SP2's firewall is not good enough

[prathapml]

Full story

The latest Windows firewall is better than nothing - but I for one won't be relying on it

With Microsoft having released Windows XP Service Pack 2 (SP2) to manufacturing, the technology that some have nicknamed "Security Pack 2", coupled with recent rumblings from Microsoft, is spinning the spotlight towards the personal firewall and antivirus sectors.

For starters, after installing SP2, users of XP will notice the addition of a security dashboard to Windows' Control Panel known as the Security Centre. This simple status report on your system's defences answers such basic questions as whether your firewall and antivirus systems are turned on, whether your antivirus solution is using the most recent signature file, and whether your operating system has received all available critical updates.

Today, Windows will tell us that critical updates are waiting to be downloaded through an indicator that pops up from the Windows tray, or following a "scan for updates" that takes place after Windows Update is manually invoked. Until SP2, users could never go to one central location to get an easily scannable status report on their systems' readiness to deal with the most prevalent threats. Barring any known compatibility problems between SP2 and your company's computing infrastructure (like that which has been reported to have occurred at IBM), this feature alone makes SP2 worth the upgrade.

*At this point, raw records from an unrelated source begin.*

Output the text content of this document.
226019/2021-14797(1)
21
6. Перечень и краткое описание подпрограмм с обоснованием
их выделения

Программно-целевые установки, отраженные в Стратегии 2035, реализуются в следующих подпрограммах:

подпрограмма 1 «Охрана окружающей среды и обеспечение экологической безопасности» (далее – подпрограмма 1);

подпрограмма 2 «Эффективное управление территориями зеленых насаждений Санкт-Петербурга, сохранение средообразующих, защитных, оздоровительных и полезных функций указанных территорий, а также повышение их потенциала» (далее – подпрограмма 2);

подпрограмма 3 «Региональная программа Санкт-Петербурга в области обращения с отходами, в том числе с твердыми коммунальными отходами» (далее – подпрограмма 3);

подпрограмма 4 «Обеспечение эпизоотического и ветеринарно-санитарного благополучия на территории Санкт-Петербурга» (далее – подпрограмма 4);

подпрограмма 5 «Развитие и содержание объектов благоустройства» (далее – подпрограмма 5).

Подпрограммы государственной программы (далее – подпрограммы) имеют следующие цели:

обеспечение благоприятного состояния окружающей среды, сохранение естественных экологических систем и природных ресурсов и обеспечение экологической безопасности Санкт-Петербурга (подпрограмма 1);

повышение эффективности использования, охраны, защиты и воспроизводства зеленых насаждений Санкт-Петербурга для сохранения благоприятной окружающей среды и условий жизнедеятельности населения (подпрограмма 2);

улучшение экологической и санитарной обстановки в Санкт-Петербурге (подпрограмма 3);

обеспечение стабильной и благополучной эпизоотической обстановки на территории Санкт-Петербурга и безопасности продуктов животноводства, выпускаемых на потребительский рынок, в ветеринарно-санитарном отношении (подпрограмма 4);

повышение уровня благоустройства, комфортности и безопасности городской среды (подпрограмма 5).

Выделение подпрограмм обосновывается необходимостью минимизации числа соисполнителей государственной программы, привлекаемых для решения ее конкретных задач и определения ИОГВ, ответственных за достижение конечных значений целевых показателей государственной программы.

The security dashboard is less of an innovation than it is the reuse of an existing Windows API known as the Windows Management Interface (WMI). During a video interview, Microsoft spokesperson Greg Sullivan said that "WMI is used mostly by IT managers to enforce policies broadly across their domains." But, as it turns out, the API is flexible enough that it can be used to interrogate the status of firewall and antivirus products as long as the developers of those products support that sort of WMI-based interrogation.

Knowing that third-party vendors of personal firewalls such as Zone Labs and Sygate may need some time to support the interface, Microsoft jerry-rigged a connection between the Security Centre and most of the popular third party security products -- a sign of the lengths to which Microsoft will go to deputise customers in the battle against hackers.

Quietly, however, even before SP2 had officially shipped, Zone Labs became one of the first to jump on the WMI bandwagon. Within the past few days, the company issued WMI-compatible updates to the freely downloadable Zone Alarm personal firewall, Zone Alarm Pro (the paid version) and Zone Alarm Security Suite (includes antivirus technology licensed from Computer Associates). If you're running any of those products and the product hasn't already notified you of the update's availability, you should be able to get the update from Zone Labs' site. Though I haven't checked with every firewall vendor, Sygate product manager Elisha Riedlinger told me that Sygate expects to have WMI support in its firewall sometime in the fourth quarter.

According to Zone Labs' vice president of business development Fred Felman: "Our update accomplishes two things. First, our firewalls and antivirus solutions can now report their status to SP2's Security Centre. [Also,] we can turn off the Windows Firewall when we are installed and we turn it back on if we're uninstalled."

This is the way Microsoft would want it to be. According to Microsoft's Sullivan, only 10 percent of Windows users have a personal firewall on their systems. In the interview, he said Microsoft had to ask itself: "What can we do to make sure that this system right out of the box is as rock solid as we can make it, so that the user doesn't have to do anything?" At least part of the answer for Microsoft was to make improvements to the firewall built into Windows and turn it on by default -- which is exactly what the Windows Firewall does once it's installed. As I've posited before, improvements to the Windows Firewall are a controversial issue, the flames of which are being fanned by recent revelations that another answer to Sullivan's "What can we do?" may be "a Microsoft antivirus product".